For better or worse, the notion of sociological perspectives is deeply embedded in A-level and High School sociology and teaching them can be a bit of a nightmare as far as students new to the subject are concerned.
For one thing, different perspectives introduce ideas about which the majority of students will never have given much thought: they may, for example, have a tangential awareness of broad ideas like Feminism or Marxism but it’s unlikely they will have come across Functionalism, Conflict Theory or Interactionism before starting to study Sociology.
And this leads to the second problem.
The ideas you’re trying to get across are likely to be so far outside their critical comfort zone that they run the risk of seeming abstract and detached from any reality they have hitherto experienced.
One way to resolve this is to anchor each perspective in some semblance of a known reality: a reasonably familiar situation or scenario against which you can apply different perspectives to demonstrate how they can be understood in the context of social behaviour. This will also demonstrate quite clearly to students how each sociological perspective looks at the same situation but interprets it differently – which in itself is useful as a way of generally understanding sociological perspectives as “different ways of seeing“.
A further benefit of this approach is that it helps to establish the idea that the social world may not simply consist of a “single unquestioned reality”: the world in which we live may not have quite the taken-for-granted existence your students may have been lead to believe.

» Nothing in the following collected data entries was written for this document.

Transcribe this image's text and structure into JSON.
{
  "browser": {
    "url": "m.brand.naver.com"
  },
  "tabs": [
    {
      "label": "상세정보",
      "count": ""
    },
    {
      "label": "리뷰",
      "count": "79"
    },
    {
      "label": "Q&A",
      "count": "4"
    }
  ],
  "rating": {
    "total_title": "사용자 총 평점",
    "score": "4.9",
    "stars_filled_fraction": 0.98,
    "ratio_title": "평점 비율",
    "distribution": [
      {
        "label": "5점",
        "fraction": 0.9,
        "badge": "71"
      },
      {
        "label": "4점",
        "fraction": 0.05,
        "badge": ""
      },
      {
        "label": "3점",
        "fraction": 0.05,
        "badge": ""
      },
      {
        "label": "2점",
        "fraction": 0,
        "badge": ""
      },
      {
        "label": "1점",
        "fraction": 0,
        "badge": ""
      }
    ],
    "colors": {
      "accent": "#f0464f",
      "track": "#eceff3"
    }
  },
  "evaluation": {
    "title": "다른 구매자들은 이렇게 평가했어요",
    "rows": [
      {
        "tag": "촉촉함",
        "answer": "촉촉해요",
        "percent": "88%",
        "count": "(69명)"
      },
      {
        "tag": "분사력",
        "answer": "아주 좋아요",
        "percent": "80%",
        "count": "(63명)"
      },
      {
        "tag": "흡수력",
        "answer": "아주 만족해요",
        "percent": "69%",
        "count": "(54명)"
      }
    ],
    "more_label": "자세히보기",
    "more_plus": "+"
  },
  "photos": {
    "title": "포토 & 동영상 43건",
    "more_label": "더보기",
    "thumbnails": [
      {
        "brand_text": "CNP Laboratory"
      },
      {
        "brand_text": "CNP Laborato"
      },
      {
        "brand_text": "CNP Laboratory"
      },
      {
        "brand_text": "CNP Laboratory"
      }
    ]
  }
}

Before we can use a scenario as a way of helping students to apply perspectives they clearly need to have some basic understanding of what each involves. How you do this is, of course, up to you, but it can sometimes be useful to initially sensitise students to the idea of different perspectives in a couple of ways:
1. Optical Illusions
Showing your students a few optical illusions makes them sensitive to the idea of “different ways of seeing” the same thing. Just do a simple web search for them if you need examples. I’ve found the ones that work best involve looking at recognisable pictures rather than patterns.
2. Analogies
Once you’ve established the principle that it’s possible for different people to look at the same thing and see it differently you can move-on to Perspectives Proper and one way of separating each perspective in a simple and effective way is to consider each in the context of different analogies. This not only helps students to understand the specific content of different perspectives but has the added bonus of identifying 5 or 6 key ideas about each perspective that can be applied to the final, scenario-based, section.
Once you’ve covered the above (or ignored it and done whatever it is you do) you need to provide your students with a real-life scenario they need to interpret from different perspectives, using the information they’ve previously uncovered. This section can be one that follows directly from the Analogies section or you can introduce it after any work you use to firm-up your students understanding of whatever perspectives you want to teach.
The following short film provides an example of a scenario that involves different applications (in this instance Functionalist, Conflict and Interactionist perspectives):
You don’t, of course, have to use a film clip (although a short news clip or something similar can be a simple, ready-made, way of setting-up a scenario to interpret). A set of pictures and / or simple text description can also be used. All that really matters is that you choose a scenario that gives your students the opportunity to apply their new-found knowledge of perspectives to an understanding of real-world situations.
Finally, of course, if you want to add a bit of evaluation into the mix you could get your students to think about which perspective – or even combination of perspectives – they feel provides the most convincing analysis (and why!) of the scenario they’ve just interpreted.